Friday, March 3, 2023

FREE MINDS write and share . . .

     Last weekend I attended a very special event at Live Garra Theatre in Silver Spring -- an event featuring poetry and drama from ascending citizens -- described in the image below.

Two organizations that endeavor to improve the lives of incarcerated and recently incarcerated persons are The Free Minds Book Club and Freedom Reads libraries

     Below I present a mathy poem by another survivor of incarceration (and founder of Freedom Reads), Reginald Dwayne Betts. (I found the poem here at Poetry Foundation).

   At the End of Life, a Secret     by Reginald Dwayne Betts

       Everything measured.

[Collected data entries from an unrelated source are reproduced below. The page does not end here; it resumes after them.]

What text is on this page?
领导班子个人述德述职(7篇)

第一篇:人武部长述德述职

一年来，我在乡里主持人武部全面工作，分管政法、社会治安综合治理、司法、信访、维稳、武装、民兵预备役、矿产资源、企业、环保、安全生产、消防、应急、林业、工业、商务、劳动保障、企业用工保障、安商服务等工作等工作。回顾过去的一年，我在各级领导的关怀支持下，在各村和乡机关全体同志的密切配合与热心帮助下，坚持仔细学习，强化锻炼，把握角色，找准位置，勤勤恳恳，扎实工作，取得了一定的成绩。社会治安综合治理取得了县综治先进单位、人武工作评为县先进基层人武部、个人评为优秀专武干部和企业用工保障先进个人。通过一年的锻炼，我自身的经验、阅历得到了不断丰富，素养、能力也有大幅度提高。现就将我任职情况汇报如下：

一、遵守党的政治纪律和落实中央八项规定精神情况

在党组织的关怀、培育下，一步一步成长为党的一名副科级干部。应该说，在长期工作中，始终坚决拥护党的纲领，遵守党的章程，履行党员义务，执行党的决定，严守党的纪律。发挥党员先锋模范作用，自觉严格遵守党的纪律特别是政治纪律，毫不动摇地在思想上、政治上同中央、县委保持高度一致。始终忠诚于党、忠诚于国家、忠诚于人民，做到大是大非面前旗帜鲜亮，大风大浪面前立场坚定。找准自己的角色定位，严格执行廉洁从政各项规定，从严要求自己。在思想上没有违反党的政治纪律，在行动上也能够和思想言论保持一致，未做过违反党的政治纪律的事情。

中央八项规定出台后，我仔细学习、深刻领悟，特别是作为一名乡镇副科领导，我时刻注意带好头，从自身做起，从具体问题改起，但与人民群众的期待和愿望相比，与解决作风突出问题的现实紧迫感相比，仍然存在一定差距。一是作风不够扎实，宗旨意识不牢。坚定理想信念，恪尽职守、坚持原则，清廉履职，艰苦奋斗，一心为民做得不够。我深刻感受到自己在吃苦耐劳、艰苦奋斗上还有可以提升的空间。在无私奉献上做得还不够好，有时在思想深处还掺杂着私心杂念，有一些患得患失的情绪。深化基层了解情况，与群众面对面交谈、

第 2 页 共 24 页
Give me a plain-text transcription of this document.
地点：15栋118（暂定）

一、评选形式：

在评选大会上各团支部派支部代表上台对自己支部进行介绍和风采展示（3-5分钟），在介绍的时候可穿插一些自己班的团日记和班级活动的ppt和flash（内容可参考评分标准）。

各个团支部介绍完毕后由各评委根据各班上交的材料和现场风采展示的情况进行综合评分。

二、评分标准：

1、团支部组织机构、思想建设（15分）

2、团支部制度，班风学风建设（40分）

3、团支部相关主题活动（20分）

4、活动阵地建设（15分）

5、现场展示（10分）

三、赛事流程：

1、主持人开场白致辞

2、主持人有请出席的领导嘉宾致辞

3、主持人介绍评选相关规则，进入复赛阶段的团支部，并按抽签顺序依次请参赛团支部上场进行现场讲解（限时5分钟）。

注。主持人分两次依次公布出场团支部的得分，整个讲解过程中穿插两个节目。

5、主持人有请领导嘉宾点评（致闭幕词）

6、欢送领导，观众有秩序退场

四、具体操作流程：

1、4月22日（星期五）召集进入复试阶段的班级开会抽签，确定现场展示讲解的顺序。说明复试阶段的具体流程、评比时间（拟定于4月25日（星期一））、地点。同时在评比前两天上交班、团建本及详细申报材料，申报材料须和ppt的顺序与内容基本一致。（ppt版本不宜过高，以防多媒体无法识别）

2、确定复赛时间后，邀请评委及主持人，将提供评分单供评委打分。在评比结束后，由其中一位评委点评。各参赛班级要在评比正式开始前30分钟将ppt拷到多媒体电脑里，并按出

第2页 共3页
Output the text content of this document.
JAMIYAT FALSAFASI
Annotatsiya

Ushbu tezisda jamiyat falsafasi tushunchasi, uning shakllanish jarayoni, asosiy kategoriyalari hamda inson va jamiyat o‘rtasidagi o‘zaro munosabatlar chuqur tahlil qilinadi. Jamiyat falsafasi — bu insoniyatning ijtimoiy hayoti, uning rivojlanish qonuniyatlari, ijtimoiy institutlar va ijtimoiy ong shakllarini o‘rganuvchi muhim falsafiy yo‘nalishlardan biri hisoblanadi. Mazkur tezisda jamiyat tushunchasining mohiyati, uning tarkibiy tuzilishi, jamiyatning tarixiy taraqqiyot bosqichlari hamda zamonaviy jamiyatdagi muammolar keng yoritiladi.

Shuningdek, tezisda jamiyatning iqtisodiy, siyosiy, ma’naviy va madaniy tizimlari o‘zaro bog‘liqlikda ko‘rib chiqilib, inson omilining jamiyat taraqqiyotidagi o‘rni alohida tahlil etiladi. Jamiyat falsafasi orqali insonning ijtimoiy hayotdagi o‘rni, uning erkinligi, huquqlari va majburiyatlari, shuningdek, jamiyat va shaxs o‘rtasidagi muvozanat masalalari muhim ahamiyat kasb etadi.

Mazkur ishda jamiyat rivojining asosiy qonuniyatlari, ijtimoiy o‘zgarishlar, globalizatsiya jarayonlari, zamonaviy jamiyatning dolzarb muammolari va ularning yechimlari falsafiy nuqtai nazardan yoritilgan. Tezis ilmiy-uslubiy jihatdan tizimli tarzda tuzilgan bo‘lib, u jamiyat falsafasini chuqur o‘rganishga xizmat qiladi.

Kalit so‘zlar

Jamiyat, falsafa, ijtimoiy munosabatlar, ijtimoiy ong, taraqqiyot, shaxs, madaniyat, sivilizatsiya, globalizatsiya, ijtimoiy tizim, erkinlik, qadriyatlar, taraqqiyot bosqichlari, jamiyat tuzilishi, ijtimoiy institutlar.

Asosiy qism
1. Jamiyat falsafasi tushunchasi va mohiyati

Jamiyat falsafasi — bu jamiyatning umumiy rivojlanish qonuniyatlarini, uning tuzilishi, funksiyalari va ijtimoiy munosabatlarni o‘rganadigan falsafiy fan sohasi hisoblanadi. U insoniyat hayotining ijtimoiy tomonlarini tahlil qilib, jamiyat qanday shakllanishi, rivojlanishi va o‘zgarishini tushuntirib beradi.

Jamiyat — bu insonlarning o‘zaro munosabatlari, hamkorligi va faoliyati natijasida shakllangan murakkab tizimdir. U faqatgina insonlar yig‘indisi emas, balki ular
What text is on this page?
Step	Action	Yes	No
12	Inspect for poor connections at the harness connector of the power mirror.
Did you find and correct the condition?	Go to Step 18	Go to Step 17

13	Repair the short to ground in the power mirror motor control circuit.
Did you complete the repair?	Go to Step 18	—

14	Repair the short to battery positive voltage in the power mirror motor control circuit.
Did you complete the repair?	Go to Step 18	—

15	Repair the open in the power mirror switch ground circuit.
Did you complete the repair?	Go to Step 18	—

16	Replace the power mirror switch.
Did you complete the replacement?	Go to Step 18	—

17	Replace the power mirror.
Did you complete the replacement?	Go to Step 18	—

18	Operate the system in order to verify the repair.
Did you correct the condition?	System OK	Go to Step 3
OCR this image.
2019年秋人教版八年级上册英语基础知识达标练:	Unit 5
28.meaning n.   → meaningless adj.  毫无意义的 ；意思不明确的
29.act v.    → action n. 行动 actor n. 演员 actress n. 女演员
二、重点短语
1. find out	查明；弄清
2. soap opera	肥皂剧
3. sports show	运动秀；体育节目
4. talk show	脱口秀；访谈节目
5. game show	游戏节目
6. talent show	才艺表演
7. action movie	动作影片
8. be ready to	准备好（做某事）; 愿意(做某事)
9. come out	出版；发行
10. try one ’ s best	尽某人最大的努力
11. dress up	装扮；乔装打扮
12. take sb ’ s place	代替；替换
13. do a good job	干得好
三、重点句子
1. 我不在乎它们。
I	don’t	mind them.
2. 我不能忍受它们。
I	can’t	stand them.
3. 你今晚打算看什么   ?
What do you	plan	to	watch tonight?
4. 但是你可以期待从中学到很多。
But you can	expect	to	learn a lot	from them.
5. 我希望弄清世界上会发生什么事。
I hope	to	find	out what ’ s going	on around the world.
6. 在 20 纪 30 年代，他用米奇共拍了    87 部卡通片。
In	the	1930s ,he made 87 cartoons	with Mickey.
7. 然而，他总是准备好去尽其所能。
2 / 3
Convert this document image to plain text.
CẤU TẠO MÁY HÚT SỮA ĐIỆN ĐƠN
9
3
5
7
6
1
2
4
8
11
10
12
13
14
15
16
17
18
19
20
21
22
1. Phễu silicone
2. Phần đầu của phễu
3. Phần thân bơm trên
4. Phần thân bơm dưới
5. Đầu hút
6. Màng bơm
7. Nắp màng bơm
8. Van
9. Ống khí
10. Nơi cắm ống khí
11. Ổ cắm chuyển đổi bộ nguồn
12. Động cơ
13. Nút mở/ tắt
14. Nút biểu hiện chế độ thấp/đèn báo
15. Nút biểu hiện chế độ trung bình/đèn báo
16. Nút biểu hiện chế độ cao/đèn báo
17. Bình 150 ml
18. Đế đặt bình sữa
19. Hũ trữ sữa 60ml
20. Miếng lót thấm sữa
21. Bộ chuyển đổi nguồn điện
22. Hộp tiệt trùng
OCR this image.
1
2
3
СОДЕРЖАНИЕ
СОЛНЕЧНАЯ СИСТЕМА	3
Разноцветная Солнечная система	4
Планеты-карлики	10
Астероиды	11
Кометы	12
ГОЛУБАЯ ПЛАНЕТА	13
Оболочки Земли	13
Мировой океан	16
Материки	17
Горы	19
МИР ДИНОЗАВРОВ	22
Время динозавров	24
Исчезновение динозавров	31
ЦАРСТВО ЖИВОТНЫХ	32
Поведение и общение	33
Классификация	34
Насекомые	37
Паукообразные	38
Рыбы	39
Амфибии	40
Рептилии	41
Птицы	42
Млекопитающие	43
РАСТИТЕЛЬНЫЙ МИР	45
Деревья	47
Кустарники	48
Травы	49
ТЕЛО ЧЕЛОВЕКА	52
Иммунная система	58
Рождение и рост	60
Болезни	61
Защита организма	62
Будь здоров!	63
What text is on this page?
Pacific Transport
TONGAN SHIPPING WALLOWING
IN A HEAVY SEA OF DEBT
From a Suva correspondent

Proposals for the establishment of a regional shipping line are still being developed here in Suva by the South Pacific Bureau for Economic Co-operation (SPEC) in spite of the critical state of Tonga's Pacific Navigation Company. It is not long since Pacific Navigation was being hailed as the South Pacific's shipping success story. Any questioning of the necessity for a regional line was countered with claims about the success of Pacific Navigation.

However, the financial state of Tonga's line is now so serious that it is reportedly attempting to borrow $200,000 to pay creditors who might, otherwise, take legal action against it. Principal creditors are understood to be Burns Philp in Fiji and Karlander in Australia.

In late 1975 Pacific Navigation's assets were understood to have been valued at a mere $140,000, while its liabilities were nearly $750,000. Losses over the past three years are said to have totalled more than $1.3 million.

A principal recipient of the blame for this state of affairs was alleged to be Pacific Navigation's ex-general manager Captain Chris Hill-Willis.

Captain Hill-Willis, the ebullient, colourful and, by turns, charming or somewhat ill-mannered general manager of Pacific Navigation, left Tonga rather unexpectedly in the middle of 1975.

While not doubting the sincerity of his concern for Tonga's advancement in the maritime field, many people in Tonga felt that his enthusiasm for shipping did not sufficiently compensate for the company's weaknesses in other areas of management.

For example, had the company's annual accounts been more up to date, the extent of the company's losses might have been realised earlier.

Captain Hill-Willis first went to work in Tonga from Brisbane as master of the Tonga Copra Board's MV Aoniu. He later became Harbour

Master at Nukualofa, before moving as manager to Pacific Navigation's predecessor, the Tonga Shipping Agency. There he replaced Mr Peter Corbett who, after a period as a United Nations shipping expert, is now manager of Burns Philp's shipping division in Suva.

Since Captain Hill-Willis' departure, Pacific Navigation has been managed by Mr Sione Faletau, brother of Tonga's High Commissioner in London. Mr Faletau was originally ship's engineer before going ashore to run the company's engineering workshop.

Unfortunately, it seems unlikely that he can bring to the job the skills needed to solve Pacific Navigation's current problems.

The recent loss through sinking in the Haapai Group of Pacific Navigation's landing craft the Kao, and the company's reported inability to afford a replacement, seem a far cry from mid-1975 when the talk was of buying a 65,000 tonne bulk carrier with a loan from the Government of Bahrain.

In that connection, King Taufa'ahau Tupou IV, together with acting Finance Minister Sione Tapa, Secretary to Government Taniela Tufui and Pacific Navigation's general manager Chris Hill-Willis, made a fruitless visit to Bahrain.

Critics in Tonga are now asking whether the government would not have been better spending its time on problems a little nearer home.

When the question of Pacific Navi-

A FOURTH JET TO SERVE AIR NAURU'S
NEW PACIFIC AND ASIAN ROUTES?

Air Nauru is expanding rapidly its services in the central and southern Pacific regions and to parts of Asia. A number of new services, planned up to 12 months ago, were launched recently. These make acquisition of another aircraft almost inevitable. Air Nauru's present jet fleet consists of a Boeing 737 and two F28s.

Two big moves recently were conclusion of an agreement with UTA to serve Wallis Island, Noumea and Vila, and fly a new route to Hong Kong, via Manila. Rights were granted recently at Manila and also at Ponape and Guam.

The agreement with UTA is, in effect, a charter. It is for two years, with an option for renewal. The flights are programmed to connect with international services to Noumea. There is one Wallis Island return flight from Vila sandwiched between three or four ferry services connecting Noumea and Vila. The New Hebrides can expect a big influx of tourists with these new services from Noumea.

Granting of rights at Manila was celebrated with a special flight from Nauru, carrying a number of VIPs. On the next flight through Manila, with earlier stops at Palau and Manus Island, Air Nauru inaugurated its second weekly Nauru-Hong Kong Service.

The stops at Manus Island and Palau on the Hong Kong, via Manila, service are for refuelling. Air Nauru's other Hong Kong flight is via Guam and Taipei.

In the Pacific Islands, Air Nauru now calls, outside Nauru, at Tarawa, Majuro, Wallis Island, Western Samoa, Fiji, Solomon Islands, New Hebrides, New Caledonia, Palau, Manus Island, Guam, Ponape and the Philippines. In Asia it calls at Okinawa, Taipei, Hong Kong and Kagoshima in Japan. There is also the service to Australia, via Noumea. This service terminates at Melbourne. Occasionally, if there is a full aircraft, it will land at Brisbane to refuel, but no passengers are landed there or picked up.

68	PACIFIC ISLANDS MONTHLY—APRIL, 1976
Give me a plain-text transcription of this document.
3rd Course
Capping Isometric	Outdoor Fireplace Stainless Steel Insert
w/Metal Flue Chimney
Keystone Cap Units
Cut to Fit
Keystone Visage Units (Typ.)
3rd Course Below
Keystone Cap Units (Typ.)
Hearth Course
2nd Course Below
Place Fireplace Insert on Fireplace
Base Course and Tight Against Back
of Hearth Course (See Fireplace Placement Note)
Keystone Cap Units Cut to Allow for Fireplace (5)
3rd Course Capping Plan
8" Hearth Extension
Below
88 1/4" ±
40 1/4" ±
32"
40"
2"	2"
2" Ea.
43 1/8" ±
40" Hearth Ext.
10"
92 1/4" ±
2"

A man twists
       a tuft of your hair out for no reason
       other than you are naked before him
       and he is bored with nakedness. Moments
       before he was weighing your gallbladder,
       and then he was staring at the empty space
       where your lungs were. Even dead, we still
       say you are an organ donor, as if something
       other than taxes outlasts death. Your feet
       are regular feet. Two of them, and there is no
       mark to suggest you were an expert mathematician,
       nothing that suggests that a woman loved
       you until you died. From the time your body
       was carted before him to the time your
       dead body is being sent to the coffin,
       every pound is accounted for, except 21 grams.
       The man is a praying man and has figured
       what it means. He says this is the soul, finally,
       after the breath has gone. The soul: less than
       $4,000 worth of crack—21 grams—
       all that moves you through this world.
       This poem first appeared in New England Review.